Rapidamente percebeu-se, então, que seria importante haver uma articulação bastante próxima entre os médicos de família, os clínicos gerais e a assistência psiquiátrica. Dentro desse modelo, a equipa procurou estudar e fazer a sua própria formação para perceber que tipo de resposta poderia dar nesse sentido.
A Unidade Comunitária de Cuidados Psiquiátricos de Odivelas arrancou, em 1990, num edifício em Odivelas, inicialmente com apenas uma Consulta Geral de Psiquiatria e, em 91, com a área de Dia, que permite a reabilitação e inserção social e familiar do doente mental.

«No início, uma das prioridades foi, também, uma ligação mais intensa aos centros de saúde, tendo-se feito, na altura, várias acções de formação e encontros de saúde mental e cuidados de saúde primários, no sentido de participar, motivar e informar, numa espécie de articulação entre nós, os especialistas da área, e os profissionais e doentes dos centros de saúde», afirma a Dr.ª Ana Cristina Farias, psiquiatra e coordenadora da Unidade Comunitária de Cuidados Psiquiátricos de Odivelas.

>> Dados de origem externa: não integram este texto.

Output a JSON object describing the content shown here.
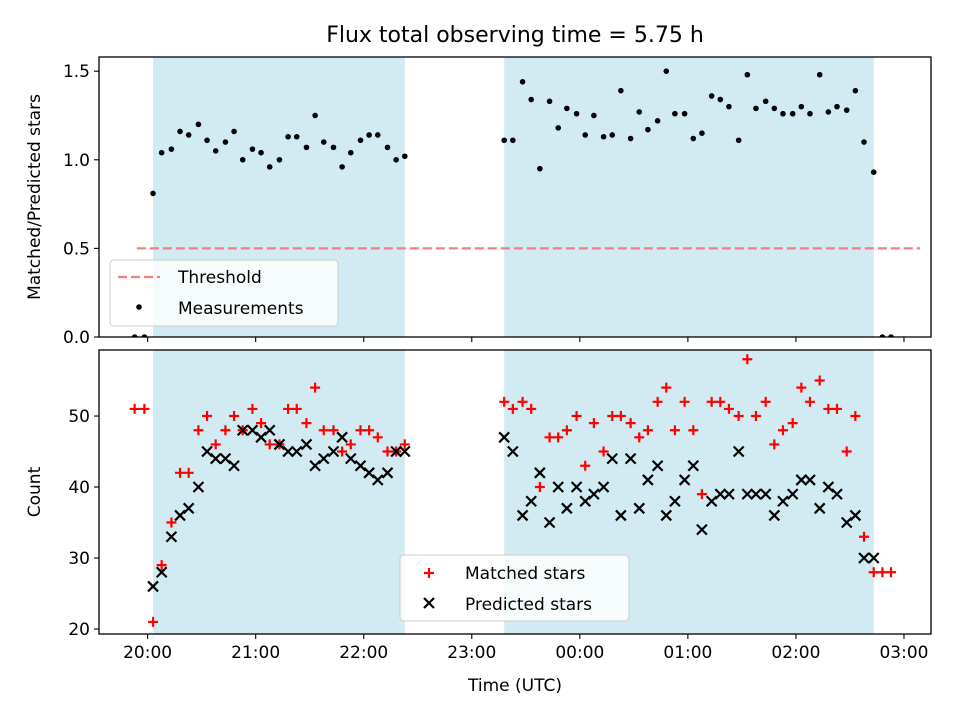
{
  "figure_title": "Flux total observing time = 5.75 h",
  "chart_data": [
    {
      "type": "scatter",
      "title": "Flux total observing time = 5.75 h",
      "xlabel": "",
      "ylabel": "Matched/Predicted stars",
      "xlim_hours": [
        19.55,
        27.25
      ],
      "ylim": [
        0,
        1.58
      ],
      "yticks": [
        0.0,
        0.5,
        1.0,
        1.5
      ],
      "ytick_labels": [
        "0.0",
        "0.5",
        "1.0",
        "1.5"
      ],
      "shaded_intervals_hours": [
        [
          20.05,
          22.38
        ],
        [
          23.3,
          26.72
        ]
      ],
      "shade_color": "#add8e6",
      "threshold": {
        "name": "Threshold",
        "value": 0.5,
        "x_range_hours": [
          19.9,
          27.15
        ],
        "color": "#f08080"
      },
      "legend": {
        "position": "lower-left",
        "entries": [
          "Threshold",
          "Measurements"
        ]
      },
      "series": [
        {
          "name": "Measurements",
          "marker": "dot",
          "color": "#000000",
          "points": [
            [
              19.88,
              0.0
            ],
            [
              19.97,
              0.0
            ],
            [
              20.05,
              0.81
            ],
            [
              20.13,
              1.04
            ],
            [
              20.22,
              1.06
            ],
            [
              20.3,
              1.16
            ],
            [
              20.38,
              1.14
            ],
            [
              20.47,
              1.2
            ],
            [
              20.55,
              1.11
            ],
            [
              20.63,
              1.05
            ],
            [
              20.72,
              1.1
            ],
            [
              20.8,
              1.16
            ],
            [
              20.88,
              1.0
            ],
            [
              20.97,
              1.06
            ],
            [
              21.05,
              1.04
            ],
            [
              21.13,
              0.96
            ],
            [
              21.22,
              1.0
            ],
            [
              21.3,
              1.13
            ],
            [
              21.38,
              1.13
            ],
            [
              21.47,
              1.07
            ],
            [
              21.55,
              1.25
            ],
            [
              21.63,
              1.1
            ],
            [
              21.72,
              1.07
            ],
            [
              21.8,
              0.96
            ],
            [
              21.88,
              1.04
            ],
            [
              21.97,
              1.11
            ],
            [
              22.05,
              1.14
            ],
            [
              22.13,
              1.14
            ],
            [
              22.22,
              1.07
            ],
            [
              22.3,
              1.0
            ],
            [
              22.38,
              1.02
            ],
            [
              23.3,
              1.11
            ],
            [
              23.38,
              1.11
            ],
            [
              23.47,
              1.44
            ],
            [
              23.55,
              1.34
            ],
            [
              23.63,
              0.95
            ],
            [
              23.72,
              1.33
            ],
            [
              23.8,
              1.18
            ],
            [
              23.88,
              1.29
            ],
            [
              23.97,
              1.26
            ],
            [
              24.05,
              1.14
            ],
            [
              24.13,
              1.25
            ],
            [
              24.22,
              1.13
            ],
            [
              24.3,
              1.14
            ],
            [
              24.38,
              1.39
            ],
            [
              24.47,
              1.12
            ],
            [
              24.55,
              1.27
            ],
            [
              24.63,
              1.17
            ],
            [
              24.72,
              1.22
            ],
            [
              24.8,
              1.5
            ],
            [
              24.88,
              1.26
            ],
            [
              24.97,
              1.26
            ],
            [
              25.05,
              1.12
            ],
            [
              25.13,
              1.15
            ],
            [
              25.22,
              1.36
            ],
            [
              25.3,
              1.34
            ],
            [
              25.38,
              1.3
            ],
            [
              25.47,
              1.11
            ],
            [
              25.55,
              1.48
            ],
            [
              25.63,
              1.29
            ],
            [
              25.72,
              1.33
            ],
            [
              25.8,
              1.29
            ],
            [
              25.88,
              1.26
            ],
            [
              25.97,
              1.26
            ],
            [
              26.05,
              1.3
            ],
            [
              26.13,
              1.26
            ],
            [
              26.22,
              1.48
            ],
            [
              26.3,
              1.27
            ],
            [
              26.38,
              1.3
            ],
            [
              26.47,
              1.28
            ],
            [
              26.55,
              1.39
            ],
            [
              26.63,
              1.1
            ],
            [
              26.72,
              0.93
            ],
            [
              26.8,
              0.0
            ],
            [
              26.88,
              0.0
            ]
          ]
        }
      ]
    },
    {
      "type": "scatter",
      "title": "",
      "xlabel": "Time (UTC)",
      "ylabel": "Count",
      "xlim_hours": [
        19.55,
        27.25
      ],
      "ylim": [
        19.3,
        59.3
      ],
      "yticks": [
        20,
        30,
        40,
        50
      ],
      "ytick_labels": [
        "20",
        "30",
        "40",
        "50"
      ],
      "xticks_hours": [
        20,
        21,
        22,
        23,
        24,
        25,
        26,
        27
      ],
      "xtick_labels": [
        "20:00",
        "21:00",
        "22:00",
        "23:00",
        "00:00",
        "01:00",
        "02:00",
        "03:00"
      ],
      "shaded_intervals_hours": [
        [
          20.05,
          22.38
        ],
        [
          23.3,
          26.72
        ]
      ],
      "shade_color": "#add8e6",
      "legend": {
        "position": "lower-center",
        "entries": [
          "Matched stars",
          "Predicted stars"
        ]
      },
      "series": [
        {
          "name": "Matched stars",
          "marker": "plus",
          "color": "#ff0000",
          "points": [
            [
              19.88,
              51
            ],
            [
              19.97,
              51
            ],
            [
              20.05,
              21
            ],
            [
              20.13,
              29
            ],
            [
              20.22,
              35
            ],
            [
              20.3,
              42
            ],
            [
              20.38,
              42
            ],
            [
              20.47,
              48
            ],
            [
              20.55,
              50
            ],
            [
              20.63,
              46
            ],
            [
              20.72,
              48
            ],
            [
              20.8,
              50
            ],
            [
              20.88,
              48
            ],
            [
              20.97,
              51
            ],
            [
              21.05,
              49
            ],
            [
              21.13,
              46
            ],
            [
              21.22,
              46
            ],
            [
              21.3,
              51
            ],
            [
              21.38,
              51
            ],
            [
              21.47,
              49
            ],
            [
              21.55,
              54
            ],
            [
              21.63,
              48
            ],
            [
              21.72,
              48
            ],
            [
              21.8,
              45
            ],
            [
              21.88,
              46
            ],
            [
              21.97,
              48
            ],
            [
              22.05,
              48
            ],
            [
              22.13,
              47
            ],
            [
              22.22,
              45
            ],
            [
              22.3,
              45
            ],
            [
              22.38,
              46
            ],
            [
              23.3,
              52
            ],
            [
              23.38,
              51
            ],
            [
              23.47,
              52
            ],
            [
              23.55,
              51
            ],
            [
              23.63,
              40
            ],
            [
              23.72,
              47
            ],
            [
              23.8,
              47
            ],
            [
              23.88,
              48
            ],
            [
              23.97,
              50
            ],
            [
              24.05,
              43
            ],
            [
              24.13,
              49
            ],
            [
              24.22,
              45
            ],
            [
              24.3,
              50
            ],
            [
              24.38,
              50
            ],
            [
              24.47,
              49
            ],
            [
              24.55,
              47
            ],
            [
              24.63,
              48
            ],
            [
              24.72,
              52
            ],
            [
              24.8,
              54
            ],
            [
              24.88,
              48
            ],
            [
              24.97,
              52
            ],
            [
              25.05,
              48
            ],
            [
              25.13,
              39
            ],
            [
              25.22,
              52
            ],
            [
              25.3,
              52
            ],
            [
              25.38,
              51
            ],
            [
              25.47,
              50
            ],
            [
              25.55,
              58
            ],
            [
              25.63,
              50
            ],
            [
              25.72,
              52
            ],
            [
              25.8,
              46
            ],
            [
              25.88,
              48
            ],
            [
              25.97,
              49
            ],
            [
              26.05,
              54
            ],
            [
              26.13,
              52
            ],
            [
              26.22,
              55
            ],
            [
              26.3,
              51
            ],
            [
              26.38,
              51
            ],
            [
              26.47,
              45
            ],
            [
              26.55,
              50
            ],
            [
              26.63,
              33
            ],
            [
              26.72,
              28
            ],
            [
              26.8,
              28
            ],
            [
              26.88,
              28
            ]
          ]
        },
        {
          "name": "Predicted stars",
          "marker": "x",
          "color": "#000000",
          "points": [
            [
              20.05,
              26
            ],
            [
              20.13,
              28
            ],
            [
              20.22,
              33
            ],
            [
              20.3,
              36
            ],
            [
              20.38,
              37
            ],
            [
              20.47,
              40
            ],
            [
              20.55,
              45
            ],
            [
              20.63,
              44
            ],
            [
              20.72,
              44
            ],
            [
              20.8,
              43
            ],
            [
              20.88,
              48
            ],
            [
              20.97,
              48
            ],
            [
              21.05,
              47
            ],
            [
              21.13,
              48
            ],
            [
              21.22,
              46
            ],
            [
              21.3,
              45
            ],
            [
              21.38,
              45
            ],
            [
              21.47,
              46
            ],
            [
              21.55,
              43
            ],
            [
              21.63,
              44
            ],
            [
              21.72,
              45
            ],
            [
              21.8,
              47
            ],
            [
              21.88,
              44
            ],
            [
              21.97,
              43
            ],
            [
              22.05,
              42
            ],
            [
              22.13,
              41
            ],
            [
              22.22,
              42
            ],
            [
              22.3,
              45
            ],
            [
              22.38,
              45
            ],
            [
              23.3,
              47
            ],
            [
              23.38,
              45
            ],
            [
              23.47,
              36
            ],
            [
              23.55,
              38
            ],
            [
              23.63,
              42
            ],
            [
              23.72,
              35
            ],
            [
              23.8,
              40
            ],
            [
              23.88,
              37
            ],
            [
              23.97,
              40
            ],
            [
              24.05,
              38
            ],
            [
              24.13,
              39
            ],
            [
              24.22,
              40
            ],
            [
              24.3,
              44
            ],
            [
              24.38,
              36
            ],
            [
              24.47,
              44
            ],
            [
              24.55,
              37
            ],
            [
              24.63,
              41
            ],
            [
              24.72,
              43
            ],
            [
              24.8,
              36
            ],
            [
              24.88,
              38
            ],
            [
              24.97,
              41
            ],
            [
              25.05,
              43
            ],
            [
              25.13,
              34
            ],
            [
              25.22,
              38
            ],
            [
              25.3,
              39
            ],
            [
              25.38,
              39
            ],
            [
              25.47,
              45
            ],
            [
              25.55,
              39
            ],
            [
              25.63,
              39
            ],
            [
              25.72,
              39
            ],
            [
              25.8,
              36
            ],
            [
              25.88,
              38
            ],
            [
              25.97,
              39
            ],
            [
              26.05,
              41
            ],
            [
              26.13,
              41
            ],
            [
              26.22,
              37
            ],
            [
              26.3,
              40
            ],
            [
              26.38,
              39
            ],
            [
              26.47,
              35
            ],
            [
              26.55,
              36
            ],
            [
              26.63,
              30
            ],
            [
              26.72,
              30
            ]
          ]
        }
      ]
    }
  ]
}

Diferenciar as áreas interventivas da unidade

Progressivamente, foi-se verificando que era importante desenvolver outro tipo de actividades e o projecto foi sendo desenvolvido, «apesar das grandes dificuldades em relação ao número de profissionais que formam uma equipa multidisciplinar — médicos, psicólogos, enfermeiros, assistentes sociais e terapeutas ocupacio­nais, uma vez que este tipo de trabalho envolve sempre uma equipa multidisciplinar», afirma Teresa Gil.

Em todo o caso, e contornando sempre os contratempos, foi possível diferen­ciar algumas consultas de especialidade, nomeadamente a Consulta de Alcoologia, Tabagismo, Terceira Idade e grupo de apoio às famílias, entre outras. A preocupação de interligar áreas e de prestar serviços complementares e completos esteve sempre presente, até porque se considera essencial para permitir a reabilitação do doente mental.

A directora do Serviço de Clínica Psiquiátrica I salienta que «com os novos antipsicóticos permite-se uma melhor adesão à terapêutica e resultados mais eficazes nos seus sintomas negativos. Ora, se ao nível terapêutico temos essa diferenciação, é necessário que, depois, tenhamos outro tipo de respostas que lhes permita retirá-los do seu isolamento – de casa e do quarto, onde muitas vezes se refugiam».